Sarah looked at the floor. “I know. I’ll call them right away. I’ll have her brought back here so she can be buried near my parents.” She seemed almost to be talking to herself. Mallon knew she was going to be talking to herself often in the next few days, reminding herself of things that needed to be done, people who needed to be called. Death wasn’t just an event that happened by itself. It was a lot of work.
Lydia stood and said, “We’ll be back in California tomorrow. If there’s anything we can do to help, here’s my business card. It has my number on it.” Sarah accepted it, but placed it on a bookshelf without looking at it.
She said, “Thank you. And, Mr. Mallon, I thank you for trying so hard to help my sister. I don’t think acts of kindness are wasted or lost. You made my sister’s last memory of people warmer and brighter.”
All the time she was speaking, they were advancing on the door, and then they were outside. Mallon looked for a last time at the yellow house. It was outdated now, the cheerful paint job and the neat interior all part of a phase of Sarah Carlson’s life that had stopped existing at the moment when he and Lydia had stepped onto her porch.
He stood on her front walk, gripped by the impulse to go back up the steps and tell her the rest of the story.
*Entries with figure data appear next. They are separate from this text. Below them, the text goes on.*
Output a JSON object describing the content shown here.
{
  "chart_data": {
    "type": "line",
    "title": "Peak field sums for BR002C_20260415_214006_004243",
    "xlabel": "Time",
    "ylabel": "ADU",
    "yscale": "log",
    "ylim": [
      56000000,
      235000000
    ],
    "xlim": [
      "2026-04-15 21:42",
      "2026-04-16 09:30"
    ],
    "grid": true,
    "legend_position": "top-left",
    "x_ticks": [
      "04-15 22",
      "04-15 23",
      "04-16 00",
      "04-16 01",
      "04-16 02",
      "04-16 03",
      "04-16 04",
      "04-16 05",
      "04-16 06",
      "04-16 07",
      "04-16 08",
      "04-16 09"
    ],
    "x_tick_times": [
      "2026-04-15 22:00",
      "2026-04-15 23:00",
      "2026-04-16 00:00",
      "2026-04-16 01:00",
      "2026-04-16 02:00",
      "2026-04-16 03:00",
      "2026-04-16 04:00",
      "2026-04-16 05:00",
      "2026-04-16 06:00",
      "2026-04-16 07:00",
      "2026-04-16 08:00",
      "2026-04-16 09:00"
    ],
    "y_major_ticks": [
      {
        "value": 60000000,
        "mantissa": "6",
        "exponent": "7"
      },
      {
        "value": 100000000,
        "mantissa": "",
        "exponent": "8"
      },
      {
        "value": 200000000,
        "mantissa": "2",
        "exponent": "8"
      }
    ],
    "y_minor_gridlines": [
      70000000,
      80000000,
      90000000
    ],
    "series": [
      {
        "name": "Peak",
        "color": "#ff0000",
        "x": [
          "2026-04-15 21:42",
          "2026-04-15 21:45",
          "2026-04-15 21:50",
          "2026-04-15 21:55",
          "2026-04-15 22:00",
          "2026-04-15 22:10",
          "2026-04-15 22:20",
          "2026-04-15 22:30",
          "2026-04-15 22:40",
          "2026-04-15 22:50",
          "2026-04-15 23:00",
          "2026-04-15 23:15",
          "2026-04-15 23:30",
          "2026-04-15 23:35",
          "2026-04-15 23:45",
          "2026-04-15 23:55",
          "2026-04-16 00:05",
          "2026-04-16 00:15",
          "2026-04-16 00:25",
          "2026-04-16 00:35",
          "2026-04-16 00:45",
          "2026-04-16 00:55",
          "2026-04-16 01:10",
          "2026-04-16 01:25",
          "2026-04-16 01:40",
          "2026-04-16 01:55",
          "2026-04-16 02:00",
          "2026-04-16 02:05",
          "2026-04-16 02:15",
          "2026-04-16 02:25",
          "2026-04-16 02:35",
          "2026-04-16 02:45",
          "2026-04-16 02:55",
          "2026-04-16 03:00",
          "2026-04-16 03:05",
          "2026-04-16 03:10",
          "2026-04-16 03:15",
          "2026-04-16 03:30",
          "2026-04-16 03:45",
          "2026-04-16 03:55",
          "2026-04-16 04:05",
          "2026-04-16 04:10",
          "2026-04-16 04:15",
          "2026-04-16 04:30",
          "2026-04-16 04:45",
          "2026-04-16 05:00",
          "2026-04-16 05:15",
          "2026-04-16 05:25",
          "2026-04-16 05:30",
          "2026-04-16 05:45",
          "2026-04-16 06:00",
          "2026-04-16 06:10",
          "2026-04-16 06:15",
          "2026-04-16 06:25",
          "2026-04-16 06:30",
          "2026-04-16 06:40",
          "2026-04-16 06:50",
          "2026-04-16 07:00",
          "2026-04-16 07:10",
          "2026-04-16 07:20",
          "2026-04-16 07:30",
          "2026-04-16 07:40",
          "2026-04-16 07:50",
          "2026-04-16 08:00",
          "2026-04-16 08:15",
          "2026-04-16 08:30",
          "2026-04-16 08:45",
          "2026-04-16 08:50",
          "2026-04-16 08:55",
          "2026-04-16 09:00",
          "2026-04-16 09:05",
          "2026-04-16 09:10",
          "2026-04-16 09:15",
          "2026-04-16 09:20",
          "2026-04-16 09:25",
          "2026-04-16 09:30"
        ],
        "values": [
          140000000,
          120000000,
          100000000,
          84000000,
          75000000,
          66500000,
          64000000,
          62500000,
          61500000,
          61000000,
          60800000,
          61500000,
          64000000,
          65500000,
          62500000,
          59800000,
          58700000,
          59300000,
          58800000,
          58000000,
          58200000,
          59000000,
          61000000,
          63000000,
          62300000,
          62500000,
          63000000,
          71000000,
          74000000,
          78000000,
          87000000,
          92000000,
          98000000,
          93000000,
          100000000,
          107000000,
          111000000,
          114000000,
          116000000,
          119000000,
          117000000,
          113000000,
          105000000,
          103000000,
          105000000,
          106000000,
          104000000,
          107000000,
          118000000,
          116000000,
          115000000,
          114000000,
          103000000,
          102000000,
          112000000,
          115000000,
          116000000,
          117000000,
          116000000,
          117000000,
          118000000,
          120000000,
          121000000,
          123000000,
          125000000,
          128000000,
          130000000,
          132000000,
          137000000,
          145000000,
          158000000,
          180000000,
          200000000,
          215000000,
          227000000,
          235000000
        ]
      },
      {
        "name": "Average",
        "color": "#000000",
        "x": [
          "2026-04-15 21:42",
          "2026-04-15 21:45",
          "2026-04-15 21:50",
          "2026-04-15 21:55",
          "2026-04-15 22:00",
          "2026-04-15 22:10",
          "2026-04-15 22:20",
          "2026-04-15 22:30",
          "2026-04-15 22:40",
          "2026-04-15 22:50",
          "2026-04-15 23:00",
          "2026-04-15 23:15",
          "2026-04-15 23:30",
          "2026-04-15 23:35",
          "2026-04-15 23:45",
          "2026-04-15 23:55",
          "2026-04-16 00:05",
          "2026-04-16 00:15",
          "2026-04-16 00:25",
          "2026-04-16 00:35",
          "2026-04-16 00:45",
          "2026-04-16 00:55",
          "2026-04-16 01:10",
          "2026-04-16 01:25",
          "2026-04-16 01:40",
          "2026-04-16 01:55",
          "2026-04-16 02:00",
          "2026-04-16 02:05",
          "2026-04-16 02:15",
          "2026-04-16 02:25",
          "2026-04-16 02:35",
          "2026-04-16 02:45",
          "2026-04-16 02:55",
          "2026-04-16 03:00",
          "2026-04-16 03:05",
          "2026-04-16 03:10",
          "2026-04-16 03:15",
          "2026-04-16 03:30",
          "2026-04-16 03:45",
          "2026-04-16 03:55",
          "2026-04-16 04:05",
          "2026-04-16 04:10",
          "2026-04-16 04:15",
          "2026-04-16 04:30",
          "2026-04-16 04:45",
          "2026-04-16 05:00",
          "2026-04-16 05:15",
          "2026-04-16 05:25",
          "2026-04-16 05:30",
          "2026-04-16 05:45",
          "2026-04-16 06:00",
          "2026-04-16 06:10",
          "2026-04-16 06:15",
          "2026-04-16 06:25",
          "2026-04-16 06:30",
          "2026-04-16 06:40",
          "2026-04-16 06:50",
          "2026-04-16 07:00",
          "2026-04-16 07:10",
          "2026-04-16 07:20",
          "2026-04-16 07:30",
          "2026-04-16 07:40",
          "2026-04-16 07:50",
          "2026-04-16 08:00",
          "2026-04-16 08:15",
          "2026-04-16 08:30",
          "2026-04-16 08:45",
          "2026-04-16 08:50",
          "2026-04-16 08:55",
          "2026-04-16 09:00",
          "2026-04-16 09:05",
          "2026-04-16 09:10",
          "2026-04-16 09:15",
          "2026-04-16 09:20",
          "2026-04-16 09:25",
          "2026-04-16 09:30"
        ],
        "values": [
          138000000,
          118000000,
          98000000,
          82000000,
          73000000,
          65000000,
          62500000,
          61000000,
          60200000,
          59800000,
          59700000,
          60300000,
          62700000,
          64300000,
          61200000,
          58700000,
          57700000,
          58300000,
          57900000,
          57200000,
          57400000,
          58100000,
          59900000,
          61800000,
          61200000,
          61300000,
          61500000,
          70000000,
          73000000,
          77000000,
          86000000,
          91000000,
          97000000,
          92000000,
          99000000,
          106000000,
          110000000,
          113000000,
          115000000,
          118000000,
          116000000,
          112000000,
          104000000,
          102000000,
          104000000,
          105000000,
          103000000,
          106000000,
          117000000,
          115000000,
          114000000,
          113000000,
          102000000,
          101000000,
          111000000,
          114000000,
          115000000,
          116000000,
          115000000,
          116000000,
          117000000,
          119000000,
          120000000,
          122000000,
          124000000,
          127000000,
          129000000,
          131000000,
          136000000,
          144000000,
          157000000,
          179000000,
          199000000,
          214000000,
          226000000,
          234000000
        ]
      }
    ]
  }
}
He asked himself what he was longing for. Could he possibly want sympathy from her for the sense of loss that he felt? No, it was something else. He had momentarily imagined that telling Sarah something so private-so damning, now that Catherine had proved that her consent could not have been the free choice of a person in control of her will-would make Sarah reciprocate and tell him things that were equally private: intimate details and secrets that would make him finally understand what Catherine had been thinking. He recognized that the urge was insane. If he told Sarah that he’d had sex with her sister a couple of hours before she’d killed herself, she could only loathe him. He had already heard everything she would ever tell him.
“Bobby?” Lydia’s voice startled him. “Forget something?”
“No,” he said, turning toward the car, and took a step. “Just for a minute, I thought I had.”
“You’re right,” Lydia said softly. “We told her enough.”